According to a study recently published by NASA in the journal Nature Sustainability, the planet has become greener in the past 20 years. And the main contributors are unexpected: China and India. Together, they account for a third of the increase in leaf area.
The discovery is based on data gathered by MODIS, an instrument that has been orbiting the Earth for almost 20 years. At first, NASA thought that the greening of the planet was a result of a warmer, wetter climate and of fertilization from the added carbon dioxide in the atmosphere. But now, investigators have revealed that those aren’t the only reasons.
“The effect stems mainly from ambitious tree planting programs in China and intensive agriculture in both countries,” NASA explained. Specifically, 42% of China’s contribution to the “global greening trend” is from programs to conserve and expand forests; another 32% comes from “intensive cultivation of food crops.” As for India, 82% of the greening is the result of intensive agriculture.

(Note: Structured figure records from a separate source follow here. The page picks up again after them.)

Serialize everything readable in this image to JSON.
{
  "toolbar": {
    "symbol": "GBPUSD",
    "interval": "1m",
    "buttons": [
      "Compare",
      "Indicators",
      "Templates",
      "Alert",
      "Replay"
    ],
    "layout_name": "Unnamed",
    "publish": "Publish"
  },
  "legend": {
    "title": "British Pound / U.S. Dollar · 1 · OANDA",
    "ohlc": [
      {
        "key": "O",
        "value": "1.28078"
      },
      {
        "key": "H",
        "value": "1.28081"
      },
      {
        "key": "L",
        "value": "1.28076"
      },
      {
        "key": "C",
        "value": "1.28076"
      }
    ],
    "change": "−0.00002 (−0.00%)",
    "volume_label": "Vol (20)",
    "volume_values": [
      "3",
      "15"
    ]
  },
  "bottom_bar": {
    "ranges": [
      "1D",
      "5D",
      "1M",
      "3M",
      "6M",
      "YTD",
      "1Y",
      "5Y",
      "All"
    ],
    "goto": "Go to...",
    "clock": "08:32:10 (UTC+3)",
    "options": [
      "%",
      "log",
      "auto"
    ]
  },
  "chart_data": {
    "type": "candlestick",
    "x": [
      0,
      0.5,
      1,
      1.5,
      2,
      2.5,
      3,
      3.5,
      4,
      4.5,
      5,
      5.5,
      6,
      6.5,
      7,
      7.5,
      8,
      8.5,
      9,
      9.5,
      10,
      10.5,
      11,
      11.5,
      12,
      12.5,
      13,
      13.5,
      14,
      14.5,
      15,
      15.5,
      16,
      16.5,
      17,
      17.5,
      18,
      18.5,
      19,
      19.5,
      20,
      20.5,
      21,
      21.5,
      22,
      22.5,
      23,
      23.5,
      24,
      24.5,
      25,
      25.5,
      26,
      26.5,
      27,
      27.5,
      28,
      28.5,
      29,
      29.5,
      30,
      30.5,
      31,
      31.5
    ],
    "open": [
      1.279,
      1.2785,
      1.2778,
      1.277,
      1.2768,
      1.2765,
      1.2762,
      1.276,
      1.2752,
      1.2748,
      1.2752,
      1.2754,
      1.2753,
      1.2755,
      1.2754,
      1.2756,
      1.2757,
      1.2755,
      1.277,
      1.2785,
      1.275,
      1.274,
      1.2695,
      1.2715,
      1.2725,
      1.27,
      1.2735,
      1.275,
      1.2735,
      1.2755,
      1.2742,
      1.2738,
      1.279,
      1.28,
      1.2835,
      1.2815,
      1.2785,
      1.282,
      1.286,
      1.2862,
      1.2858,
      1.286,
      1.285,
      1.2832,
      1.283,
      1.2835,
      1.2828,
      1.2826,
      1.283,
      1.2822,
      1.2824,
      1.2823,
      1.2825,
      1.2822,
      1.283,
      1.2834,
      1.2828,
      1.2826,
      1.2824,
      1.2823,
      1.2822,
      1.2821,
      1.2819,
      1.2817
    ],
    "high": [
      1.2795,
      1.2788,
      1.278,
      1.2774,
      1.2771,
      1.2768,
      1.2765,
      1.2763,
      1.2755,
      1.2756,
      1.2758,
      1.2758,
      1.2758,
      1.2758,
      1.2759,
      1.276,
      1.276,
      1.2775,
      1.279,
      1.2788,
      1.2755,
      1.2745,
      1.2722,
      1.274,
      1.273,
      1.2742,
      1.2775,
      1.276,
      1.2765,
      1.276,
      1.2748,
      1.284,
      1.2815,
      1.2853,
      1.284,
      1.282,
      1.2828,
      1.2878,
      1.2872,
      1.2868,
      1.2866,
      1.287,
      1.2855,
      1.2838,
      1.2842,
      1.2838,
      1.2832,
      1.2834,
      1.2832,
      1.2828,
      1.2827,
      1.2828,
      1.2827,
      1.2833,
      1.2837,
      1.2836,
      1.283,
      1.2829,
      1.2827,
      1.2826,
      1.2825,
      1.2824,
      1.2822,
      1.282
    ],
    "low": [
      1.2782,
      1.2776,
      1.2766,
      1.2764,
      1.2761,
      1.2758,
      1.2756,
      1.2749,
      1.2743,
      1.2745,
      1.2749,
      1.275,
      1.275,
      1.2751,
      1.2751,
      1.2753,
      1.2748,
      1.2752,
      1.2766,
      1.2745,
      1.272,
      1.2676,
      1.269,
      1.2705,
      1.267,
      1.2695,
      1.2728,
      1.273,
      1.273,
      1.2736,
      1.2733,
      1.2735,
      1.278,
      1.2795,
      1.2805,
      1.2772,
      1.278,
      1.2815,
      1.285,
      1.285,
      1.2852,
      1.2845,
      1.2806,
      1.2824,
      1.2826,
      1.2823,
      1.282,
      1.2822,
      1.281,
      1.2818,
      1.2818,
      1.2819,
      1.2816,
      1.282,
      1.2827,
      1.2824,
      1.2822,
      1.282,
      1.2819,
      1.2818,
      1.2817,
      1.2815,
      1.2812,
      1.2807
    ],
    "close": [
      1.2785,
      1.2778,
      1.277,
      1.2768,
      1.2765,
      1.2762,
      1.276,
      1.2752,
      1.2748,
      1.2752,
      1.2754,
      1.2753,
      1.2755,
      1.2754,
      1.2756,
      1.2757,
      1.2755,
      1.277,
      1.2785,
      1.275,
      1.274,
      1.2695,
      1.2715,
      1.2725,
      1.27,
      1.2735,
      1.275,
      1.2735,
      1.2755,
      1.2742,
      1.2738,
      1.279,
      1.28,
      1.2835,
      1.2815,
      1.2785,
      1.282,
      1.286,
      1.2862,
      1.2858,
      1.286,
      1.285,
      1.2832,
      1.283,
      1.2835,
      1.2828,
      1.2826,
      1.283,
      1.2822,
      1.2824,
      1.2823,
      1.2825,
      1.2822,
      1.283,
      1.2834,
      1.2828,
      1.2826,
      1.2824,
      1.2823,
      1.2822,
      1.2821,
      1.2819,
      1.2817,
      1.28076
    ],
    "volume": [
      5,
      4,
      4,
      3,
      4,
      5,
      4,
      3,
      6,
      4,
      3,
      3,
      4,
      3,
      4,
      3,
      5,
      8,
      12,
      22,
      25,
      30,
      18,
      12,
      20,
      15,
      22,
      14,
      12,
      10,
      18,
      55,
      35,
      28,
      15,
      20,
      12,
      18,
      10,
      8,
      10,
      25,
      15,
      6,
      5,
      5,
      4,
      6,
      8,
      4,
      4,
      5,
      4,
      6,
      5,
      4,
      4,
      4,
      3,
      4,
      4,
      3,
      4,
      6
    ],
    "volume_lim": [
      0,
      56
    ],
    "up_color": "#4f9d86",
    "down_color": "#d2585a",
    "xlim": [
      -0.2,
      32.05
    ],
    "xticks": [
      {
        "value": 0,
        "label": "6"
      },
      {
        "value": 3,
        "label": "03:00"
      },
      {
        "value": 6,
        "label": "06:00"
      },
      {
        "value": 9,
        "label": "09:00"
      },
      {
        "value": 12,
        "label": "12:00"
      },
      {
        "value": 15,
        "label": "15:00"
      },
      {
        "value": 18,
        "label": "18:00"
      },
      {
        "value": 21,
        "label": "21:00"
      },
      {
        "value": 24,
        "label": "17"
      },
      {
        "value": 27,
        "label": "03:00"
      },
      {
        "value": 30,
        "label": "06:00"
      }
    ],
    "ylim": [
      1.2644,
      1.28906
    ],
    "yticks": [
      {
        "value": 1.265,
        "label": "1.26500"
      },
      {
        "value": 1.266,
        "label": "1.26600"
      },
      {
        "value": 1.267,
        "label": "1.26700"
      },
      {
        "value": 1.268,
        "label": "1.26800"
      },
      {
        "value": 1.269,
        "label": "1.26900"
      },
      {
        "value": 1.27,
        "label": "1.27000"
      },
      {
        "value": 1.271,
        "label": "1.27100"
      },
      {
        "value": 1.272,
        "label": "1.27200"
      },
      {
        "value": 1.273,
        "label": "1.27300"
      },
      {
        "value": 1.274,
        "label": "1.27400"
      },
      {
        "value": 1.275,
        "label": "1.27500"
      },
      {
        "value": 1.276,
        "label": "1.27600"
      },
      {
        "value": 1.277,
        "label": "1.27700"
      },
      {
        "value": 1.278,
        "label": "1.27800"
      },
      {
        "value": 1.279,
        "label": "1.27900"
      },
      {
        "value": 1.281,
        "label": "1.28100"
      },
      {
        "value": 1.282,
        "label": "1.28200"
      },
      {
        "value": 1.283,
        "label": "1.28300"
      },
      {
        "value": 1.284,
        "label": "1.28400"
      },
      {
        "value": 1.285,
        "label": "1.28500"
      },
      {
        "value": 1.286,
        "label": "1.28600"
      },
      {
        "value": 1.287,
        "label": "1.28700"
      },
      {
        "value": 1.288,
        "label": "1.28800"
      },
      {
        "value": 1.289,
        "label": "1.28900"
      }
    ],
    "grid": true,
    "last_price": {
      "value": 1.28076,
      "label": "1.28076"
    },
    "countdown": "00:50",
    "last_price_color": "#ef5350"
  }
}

Besides contributing to a greener Earth, the efforts these nations have taken on led to an increase in food production. Since 2000, the cultivation of grains, vegetables, and fruits rose between 35% and 40%.
The increase in leaf area in plants and trees reported by NASA is equivalent to the area covered by all the Amazon rainforests. However, the investigators note, this gain “does not offset the damage from loss of natural vegetation in tropical regions, such as Brazil and Indonesia. The consequences for sustainability and biodiversity in those ecosystems remain.”